Lay Waste to the Wasteland

by Daniel Bullard-Bates

Over the past couple of weeks, I’ve been playing a lot of Borderlands and Brütal Legend. I’ve been having a blast with both, though they represent entirely different schools of game design. The difference lies in the ambitions of each product. Brütal Legend tries to do a lot with mixed results, while Borderlands is more focused and, as a result, better executed.

Borderlands only sets out to do a few things: it wants to be a good first-person shooter, it wants to provide a fun co-operative experience, and it wants to inspire a Diablo-esque fixation with collecting better loot and leveling up. It does all that, and looks great besides, with a visual style torn straight out of a comic book. My expectations were met almost perfectly. Even the story, what little there is of it, seems to fit the mood of the game: your character is a vault hunter, seeking lost riches and artifacts on an alien world, and you spend most of your time in the game gathering riches, weapons, and other treasures. You’re looking for treasure so you can find more treasure. That’s the game in a nutshell. The game becomes repetitive, but no more so than Diablo and its sequel. It’s a winning formula.

Brütal Legend has no such focus; it wants to do everything. Set in the ancient, mythical land of heavy metal, it starts as an action game, with an axe for melee attacks and a guitar calling down lightning and pyrotechnics on enemies. Combos are learned, weapon upgrades are purchased. Only then it’s a driving and shooting game, complete with speed boosts, ramps and on-board machine guns. This transitions into an open world exploration game, with plenty of collectibles to find. Sometimes it’s a rhythm game, where a quick Guitar Hero-style solo can be used to raise an ancient relic from the ground or literally melt the faces of your enemies. Then come the strategy elements, which range from ordering a few minions around on a mission to full-blown real-time strategy mayhem, complete with troop upgrades and resource management. These are called stage battles, and your resources are your fans, which rise up from the ground when they hear the presence of heavy metal.

It’s a very creative game, and it overflows with incredible moments. I discovered a guitar solo, for example, which summons a flaming zeppelin from the sky to crash and explode wherever you’re standing. That’s just as awesome as it sounds. The environments are as face-melting as the solos, from walls of amps set into craggy cliff faces to mountains of bone and ice, with trees made of hot rod tailpipes. And the writing is fantastic in its variety as well: the game is inspiring, sad, dramatic and hilarious, all in turn or occasionally at once.

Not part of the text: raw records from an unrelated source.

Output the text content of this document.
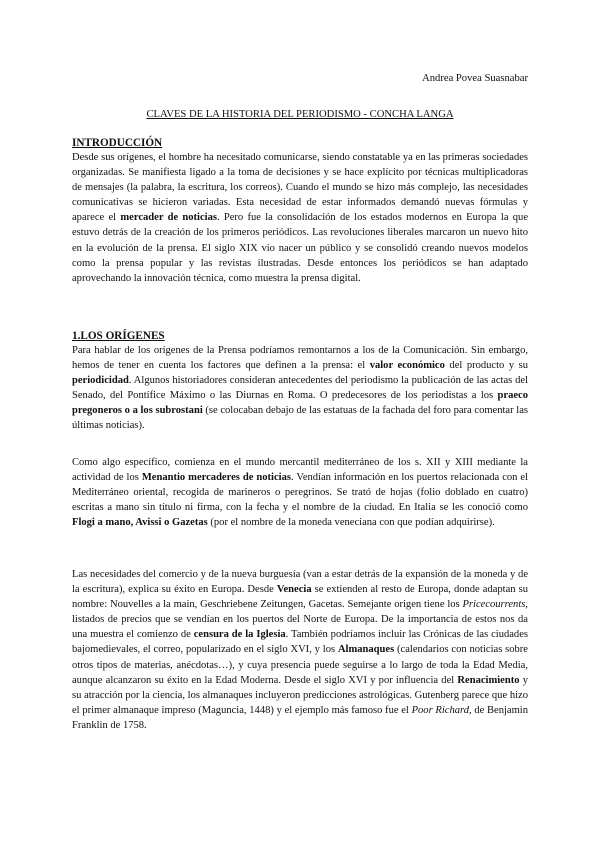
Andrea Povea Suasnabar
CLAVES DE LA HISTORIA DEL PERIODISMO - CONCHA LANGA
INTRODUCCIÓN

Desde sus orígenes, el hombre ha necesitado comunicarse, siendo constatable ya en las primeras sociedades organizadas. Se manifiesta ligado a la toma de decisiones y se hace explícito por técnicas multiplicadoras de mensajes (la palabra, la escritura, los correos). Cuando el mundo se hizo más complejo, las necesidades comunicativas se hicieron variadas. Esta necesidad de estar informados demandó nuevas fórmulas y aparece el mercader de noticias. Pero fue la consolidación de los estados modernos en Europa la que estuvo detrás de la creación de los primeros periódicos. Las revoluciones liberales marcaron un nuevo hito en la evolución de la prensa. El siglo XIX vio nacer un público y se consolidó creando nuevos modelos como la prensa popular y las revistas ilustradas. Desde entonces los periódicos se han adaptado aprovechando la innovación técnica, como muestra la prensa digital.

1.LOS ORÍGENES

Para hablar de los orígenes de la Prensa podríamos remontarnos a los de la Comunicación. Sin embargo, hemos de tener en cuenta los factores que definen a la prensa: el valor económico del producto y su periodicidad. Algunos historiadores consideran antecedentes del periodismo la publicación de las actas del Senado, del Pontífice Máximo o las Diurnas en Roma. O predecesores de los periodistas a los praeco pregoneros o a los subrostani (se colocaban debajo de las estatuas de la fachada del foro para comentar las últimas noticias).

Como algo específico, comienza en el mundo mercantil mediterráneo de los s. XII y XIII mediante la actividad de los Menantio mercaderes de noticias. Vendían información en los puertos relacionada con el Mediterráneo oriental, recogida de marineros o peregrinos. Se trató de hojas (folio doblado en cuatro) escritas a mano sin título ni firma, con la fecha y el nombre de la ciudad. En Italia se les conoció como Flogi a mano, Avissi o Gazetas (por el nombre de la moneda veneciana con que podían adquirirse).

Las necesidades del comercio y de la nueva burguesía (van a estar detrás de la expansión de la moneda y de la escritura), explica su éxito en Europa. Desde Venecia se extienden al resto de Europa, donde adaptan su nombre: Nouvelles a la main, Geschriebene Zeitungen, Gacetas. Semejante origen tiene los Pricecourrents, listados de precios que se vendían en los puertos del Norte de Europa. De la importancia de estos nos da una muestra el comienzo de censura de la Iglesia. También podríamos incluir las Crónicas de las ciudades bajomedievales, el correo, popularizado en el siglo XVI, y los Almanaques (calendarios con noticias sobre otros tipos de materias, anécdotas…), y cuya presencia puede seguirse a lo largo de toda la Edad Media, aunque alcanzaron su éxito en la Edad Moderna. Desde el siglo XVI y por influencia del Renacimiento y su atracción por la ciencia, los almanaques incluyeron predicciones astrológicas. Gutenberg parece que hizo el primer almanaque impreso (Maguncia, 1448) y el ejemplo más famoso fue el Poor Richard, de Benjamin Franklin de 1758.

In playing both Brütal Legend and Borderlands, I found myself wondering which school of thought resulted in a better game. Borderlands is a much more polished experience, to be sure, and some of the different gameplay modes in Brütal Legend fell a little flat, though I enjoyed the real-time strategy elements more than I expected to. Borderlands, however, offers very little in the way of variety. The game is played the same way throughout, there are only a few types of enemies, and the majority of the game takes place in cracked desert wastelands. Borderlands is a very satisfying game, but in many ways Brütal Legend is a more exciting one. The game is laced with madness, humor, and drama, and there are new and exciting ideas around every (flaming, metallic) corner. It may not succeed at everything it tries, but it does so many different things that it hardly matters. I’ve really been enjoying Borderlands, but I think that Brütal Legend has a lot more to offer. Borderlands will feel familiar, while Brütal Legend will surprise you. And looking back on the games I’ve loved, it’s those memorable, surprising moments that withstand the test of time.